Small Businesses How-To: Avoid Pirated Software

  Windows 7
A record $59 billion worth of software products were pirated worldwide in 2010 alone according to a recent report by the Business Software Alliance (BSA), $32 billion of which just in emerging economies.

A record $59 billion worth of software products were pirated worldwide in 2010 alone according to a recent report by the Business Software Alliance (BSA), $32 billion of which just in emerging economies.

As software has become not only an essential part of mundane activities for users across the globe, but also a key business tool.

With National Small Business Week (May 15 through May 21, 2011) celebrating small businesses in the United States at the initiative of the White House, Microsoft is warning customers that they should not make the mistake of relying on pirated software for their business operations.

The software giant, a company vastly affected by the piracy phenomenon, compiled the “10 Tips to Safeguard Your Small Business” guide which you will be able to find included below.

Microsoft’s Senior Attorney Mary Jo Schrade notes that small businesses should “do a bit of research to help them make more informed decisions and negotiate better pricing; however, be wary of prices that seem too good to be true.

“Fraudsters have learned to target businesses with low prices, so the greatest deal is not always the best choice as it can result in the accidental purchase of pirated or counterfeit software. While it can sometimes be difficult to spot the fake from the real thing, there are ways to ensure protection from risks involved in buying fake software.”

Properly licensing software inevitably raises costs for any business. In this regard, small businesses might be exceptionally sensitive to increased investments, since their financial resources are often limited.

Still, although counterfeit software might appear as if delivering a cost advantage, it doesn’t, quite to the contrary in fact, it might end up costing customers even more than the original licensing would.

Small business users, but also additional customers need to be aware of the risks associated with running bootlegged software.

Pirated products can easily mean malware infections, identity theft and even system failure. Unlicensed software coming from untrusted sources, often from criminal organizations, has generally been tampered with.

Criminals deploy hacks and cracks, modify the code, and change the software in order to bypass the anti-piracy security measures built in. Such code modifications can easily make a product insecure, leaving the door open for infections.

In some cases, attackers even go as far as to distribute free copies of pirated software that has been already infected with malicious code, effectively using the bootlegged products to spread malware designed to steal credit card information and other sensitive data, to transform the victim’s PC into a zombie computer part of a botnet, etc.

Here’s some great advice from Microsoft to small business users when it comes down to avoiding purchasing pirated software.

1. Ask questions, take action. Ask for genuine Microsoft software. If you discover your software is non-genuine, contact the retailer or seller to seek redress and contact your credit card company to see if there is recourse. 

2. Understand the forms of software piracy. Small businesses should avoid Websites that go by names such as “cheap software” that offer to sell Microsoft software via downloads, peer-to-peer network or other file-sharing sites technologies.

3. Buy from a trusted source. Before purchasing online, do your homework and even check the feedback section on a seller’s site to find comments based on previous transactions. You can also visit http://www.microsoft.com to purchase genuine Microsoft software and gain access to technical support.

4. Compare the price. Check the online seller’s prices against the estimated retail value of the software. If the price for software seems too good to be true, it probably is and should be avoided. Non-genuine software is likely loaded with malware and malicious code that could cost hundreds or thousands of dollars in the long term.

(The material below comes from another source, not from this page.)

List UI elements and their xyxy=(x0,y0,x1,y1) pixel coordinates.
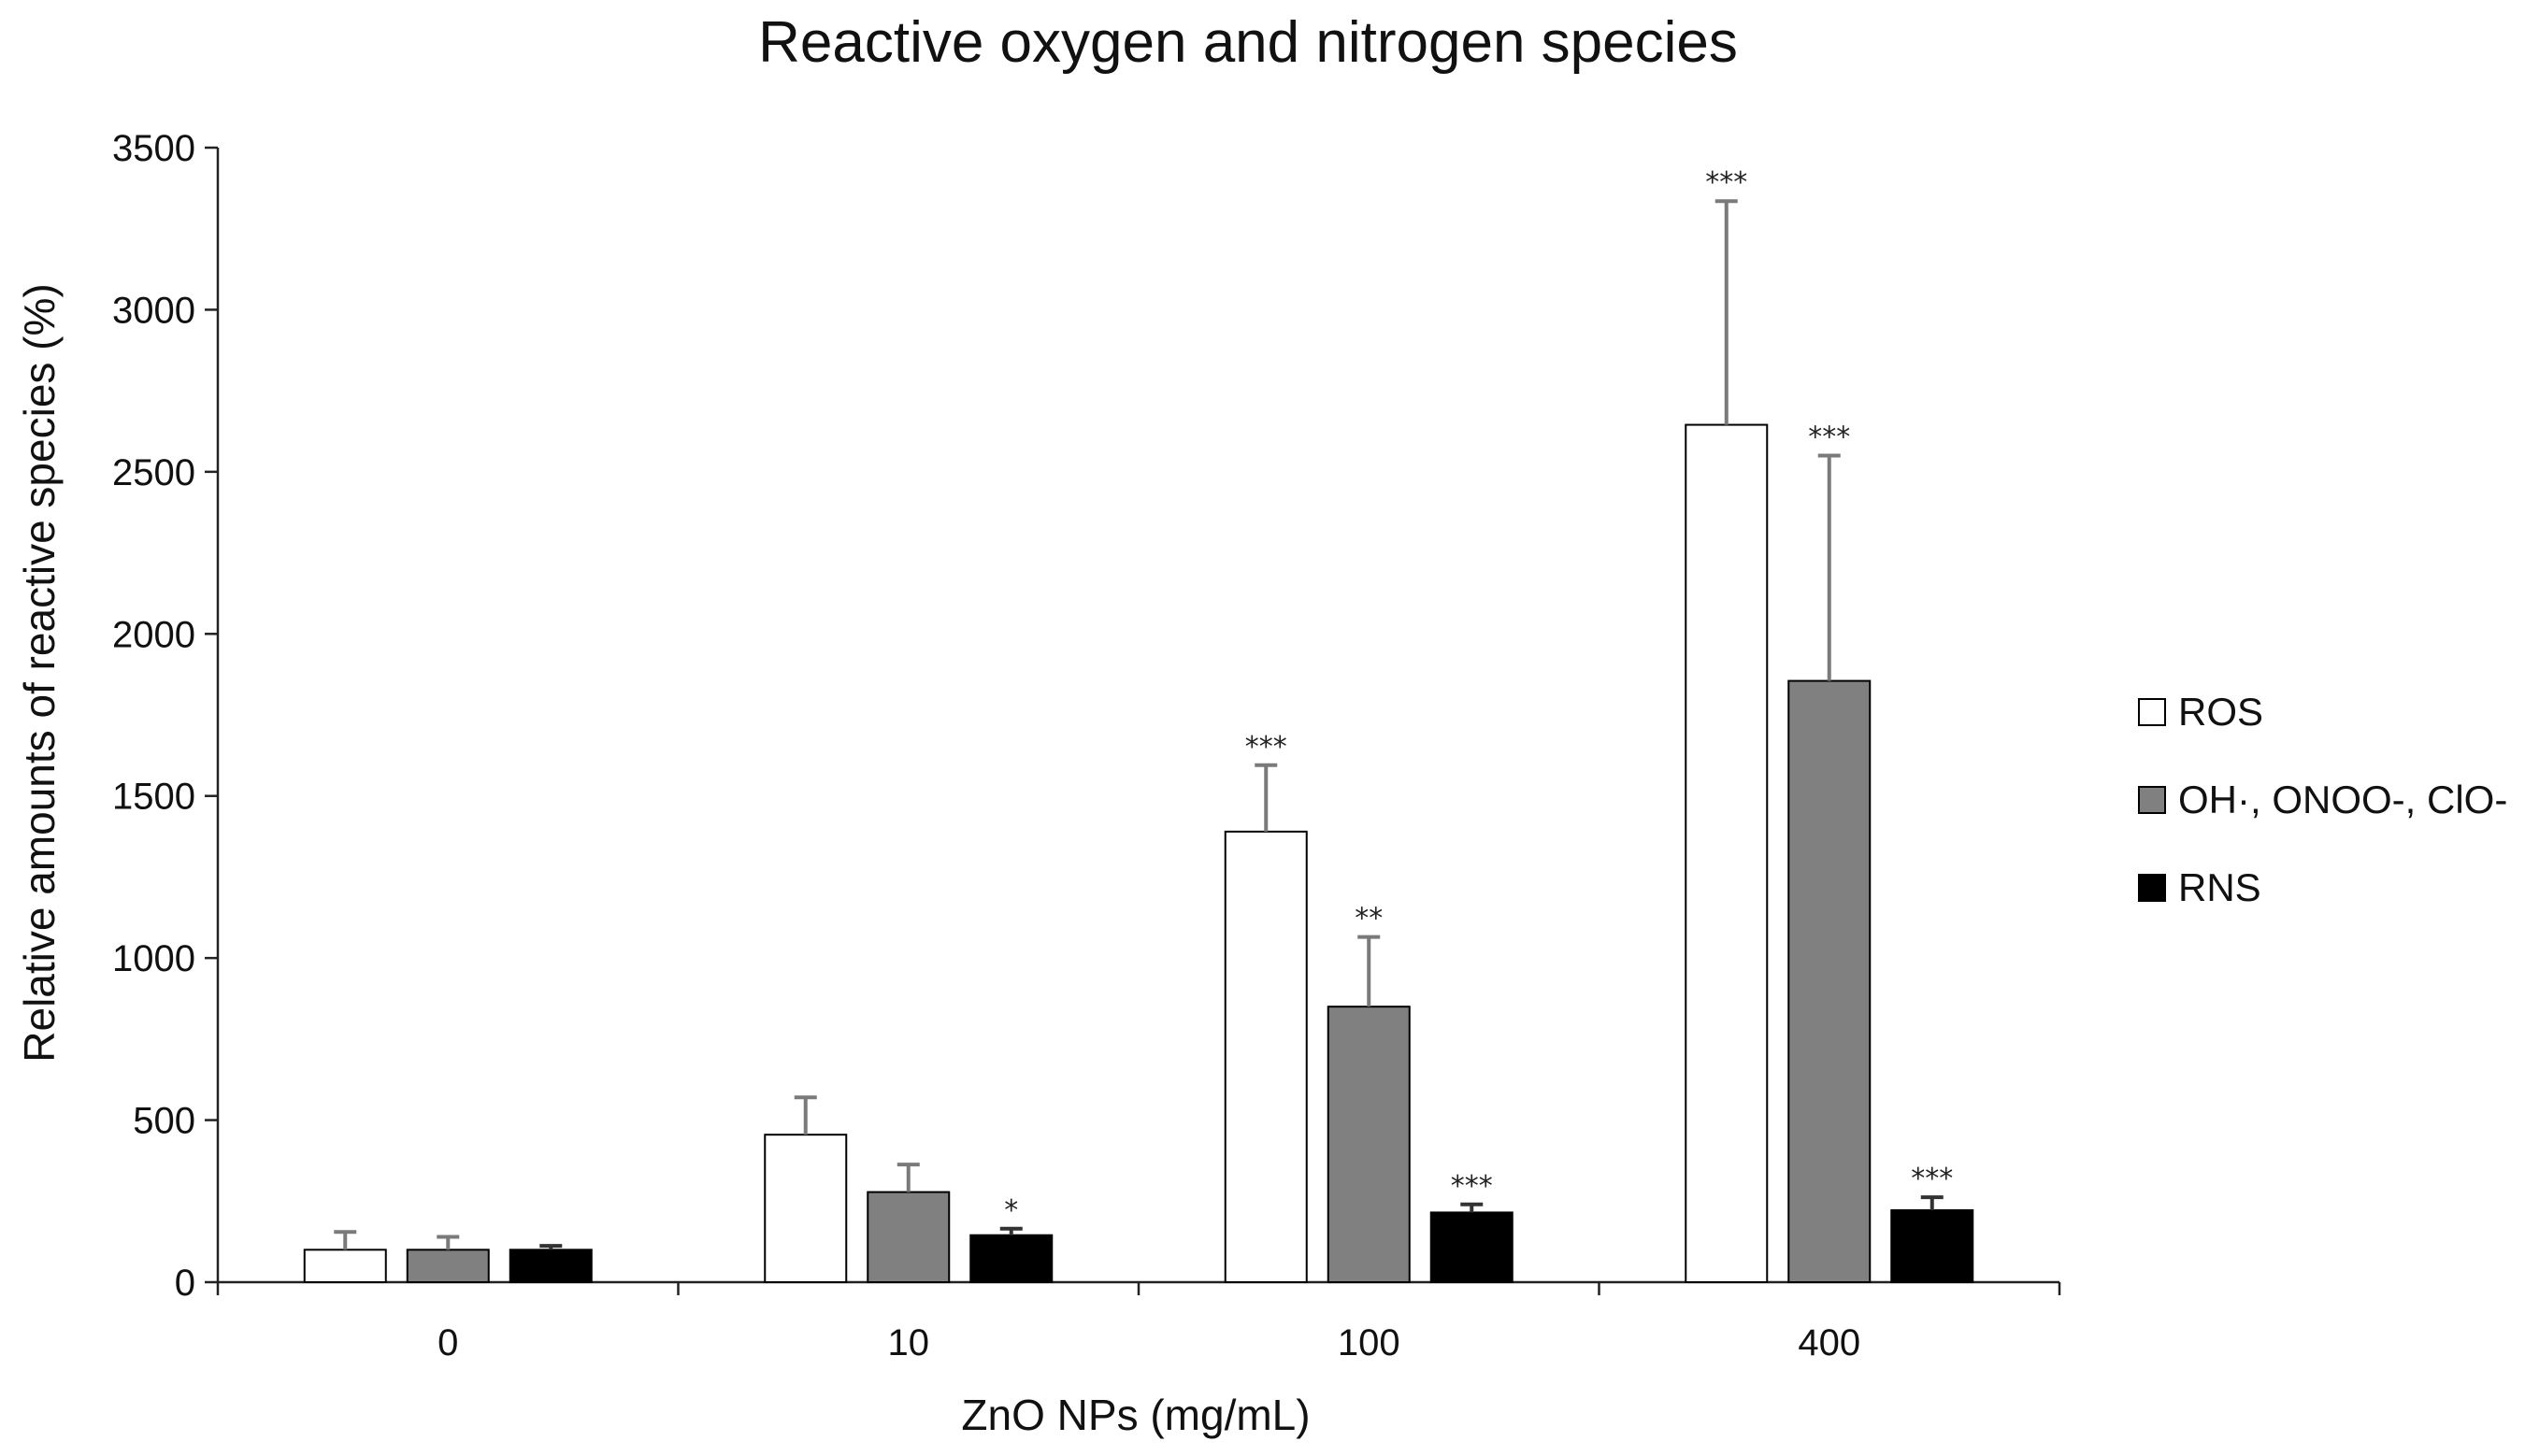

5. Check the label, package and discs. Be suspicious of software products that do not include proof of authenticity, such as a hologram CD, DVD, recovery media, manuals and Microsoft Software License Terms (MSLT). Genuine Microsoft software should appear primarily copper in color and the hologram has a wavy effect.

6. Be careful when shopping the globe. Be especially cautious when dealing with software sellers in other countries. The physical distance, differences in legal systems and other factors could complicate matters if the transaction goes awry.

7. Keep your anti-virus software up-to-date. This is your first line of defense and will reduce your computer’s risk of exposure to viruses and malware when downloading software. Microsoft offers free anti-virus programs for customers who use genuine software at http://www.microsoft.com/security_essentials.

8. Say no to backup software copies. Do not buy from sellers offering backup copies or bundles of several programs.